As if in answer, the phone jangled and Eve’s hand leapt toward the receiver.
“Hello?” she said, and listened attentively for a few seconds. “I understand.”
“Our arrangement is no longer valid,” she said to Raymond, her eyes wide. “We are too hot to handle right now. We have to sit tight and call back in two weeks. They’ll see what they can do then.”
Raymond met her eyes, his face ashen. “We have to get out of here, now!”
TEN
Nicolas only came to when the truck drew to a complete stop and the engine turned off. It was too dark for him to see the other prisoners. He tried to move and get his blood circulating. His urine-soaked pants stuck to his skin and the smell filled the air. He wanted to apologize, but he was too embarrassed to speak. And then it occurred to him that the others also stank of piss, and worse.
The truck doors opened, the light blinding. An order came to stand and he saw the bodies of other men struggling to get up. He saw the fear on their helpless faces. One man was still in his underwear and slippers.
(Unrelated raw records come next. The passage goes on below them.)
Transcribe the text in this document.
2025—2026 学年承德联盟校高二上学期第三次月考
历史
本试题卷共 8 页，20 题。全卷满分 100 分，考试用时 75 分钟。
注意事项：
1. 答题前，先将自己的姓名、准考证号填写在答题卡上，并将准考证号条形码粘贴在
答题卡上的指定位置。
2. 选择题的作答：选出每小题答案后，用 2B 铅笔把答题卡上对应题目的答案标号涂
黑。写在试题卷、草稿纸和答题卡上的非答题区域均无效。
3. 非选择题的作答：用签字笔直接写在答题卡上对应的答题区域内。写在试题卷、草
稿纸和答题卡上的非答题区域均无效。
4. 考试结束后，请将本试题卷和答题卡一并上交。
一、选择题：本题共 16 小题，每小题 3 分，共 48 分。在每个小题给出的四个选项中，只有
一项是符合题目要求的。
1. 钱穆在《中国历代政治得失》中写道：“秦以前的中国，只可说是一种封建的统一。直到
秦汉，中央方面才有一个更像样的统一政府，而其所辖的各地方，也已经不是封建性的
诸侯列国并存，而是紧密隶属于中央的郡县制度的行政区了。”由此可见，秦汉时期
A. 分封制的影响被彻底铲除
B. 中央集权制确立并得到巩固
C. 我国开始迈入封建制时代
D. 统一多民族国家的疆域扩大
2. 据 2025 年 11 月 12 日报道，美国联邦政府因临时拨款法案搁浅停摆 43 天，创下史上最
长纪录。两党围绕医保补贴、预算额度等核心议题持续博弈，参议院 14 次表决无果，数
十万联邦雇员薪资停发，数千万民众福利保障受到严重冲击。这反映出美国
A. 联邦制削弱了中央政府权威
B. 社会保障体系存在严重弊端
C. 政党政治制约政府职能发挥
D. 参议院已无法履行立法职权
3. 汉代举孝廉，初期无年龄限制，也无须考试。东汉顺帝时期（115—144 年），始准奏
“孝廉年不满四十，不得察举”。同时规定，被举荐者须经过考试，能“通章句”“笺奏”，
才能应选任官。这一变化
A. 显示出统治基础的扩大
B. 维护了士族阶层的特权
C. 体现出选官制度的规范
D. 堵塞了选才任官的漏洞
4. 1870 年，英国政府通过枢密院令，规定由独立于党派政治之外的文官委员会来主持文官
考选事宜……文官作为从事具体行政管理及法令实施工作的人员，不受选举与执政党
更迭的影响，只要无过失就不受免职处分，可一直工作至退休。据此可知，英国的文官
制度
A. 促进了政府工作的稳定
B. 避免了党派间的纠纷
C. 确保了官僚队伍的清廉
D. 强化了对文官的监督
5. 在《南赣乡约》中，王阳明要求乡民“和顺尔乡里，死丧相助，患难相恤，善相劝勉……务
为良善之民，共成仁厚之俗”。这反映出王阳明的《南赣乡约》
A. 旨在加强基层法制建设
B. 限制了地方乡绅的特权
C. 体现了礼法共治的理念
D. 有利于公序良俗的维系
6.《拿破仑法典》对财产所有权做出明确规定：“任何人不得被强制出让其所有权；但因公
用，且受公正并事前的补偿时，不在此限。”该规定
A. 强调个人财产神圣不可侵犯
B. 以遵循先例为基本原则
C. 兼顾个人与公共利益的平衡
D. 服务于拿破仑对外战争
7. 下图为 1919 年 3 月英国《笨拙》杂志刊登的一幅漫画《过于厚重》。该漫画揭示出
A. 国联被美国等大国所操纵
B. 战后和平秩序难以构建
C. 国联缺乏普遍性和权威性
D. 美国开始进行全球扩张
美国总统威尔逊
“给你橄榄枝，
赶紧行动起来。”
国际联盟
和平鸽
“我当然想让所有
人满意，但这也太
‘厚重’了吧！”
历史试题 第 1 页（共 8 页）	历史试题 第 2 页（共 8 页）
The guards kept their gun barrels pointed at them, and Nic
olas had one shoved in his face as he exited the truck. He felt his tongue sticking to the roof of his mouth. Water. He needed to drink something. He tried licking his lips, but everything, even his tongue, was dry. He needed to change his clothes, to clean himself up. When he stepped out, he knew exactly where he was: Fort Dimanche.
The pestilence surrounding the fortress was unmistakable. Fort Dimanche was built on swampland, just off the bay of Portau-Prince, near Chancerelle. A smell of sea salt and decay pervaded the air, rumored to stem from the marshes that had become the prison’s execution fields. The Haitian American Sugar Company plant was nearby, and it was said that the roar of processing turbines concealed the screams of tortured prisoners. The bordering slums of La Saline and Cité Simone, as well as the outdoor market of Croix des Bossales, added to the stench.
Nicolas thought it uncanny that men and women were brutalized and silenced here under the orders of a man who called himself a noiriste, a believer in Black Consciousness, right across from the very place where people were once sold into slavery. How much had actually changed when Duvalier was now the disease eating away at Haiti from the inside?
Armed guards surrounded the prisoners, toting their rifles with nonchalance. Many of them were young, barely twenty-five, dressed in the standard Macoute uniform, their eyes hidden behind dark glasses. Nicolas didn’t recognize any of them. Some others wore civilian clothes and paced back and forth, hands glued to their pistols. The prisoners didn’t speak, but Nicolas heard someone whisper a prayer. They all kept their eyes glued on the massive, mustard-colored edifice rising before them.
Nicolas had never seen Fort Dimanche up close. He took in every dark angle of the prison, every crack in its aging walls. A ray of sunlight blinded him as it reflected off the grimy windows behind steel bars. Maybe some of the cells have windows, he thought. What terrified him was the possibility of perpetual darkness, not seeing the sun or the sky for the rest of his short life.
Under the midday sun, Fort Dimanche glowed yellow like a pus-filled wound in the vastness of the land. The walls surrounding the property were flanked with barbed wire, left over from the American occupation in the 1930s. Fort Dimanche had been many things in the past, having served as barracks, a military base for the American marines, a training camp, a shooting range, and even an armory. It took Duvalier’s sadistic rule to convert it into a prison death camp.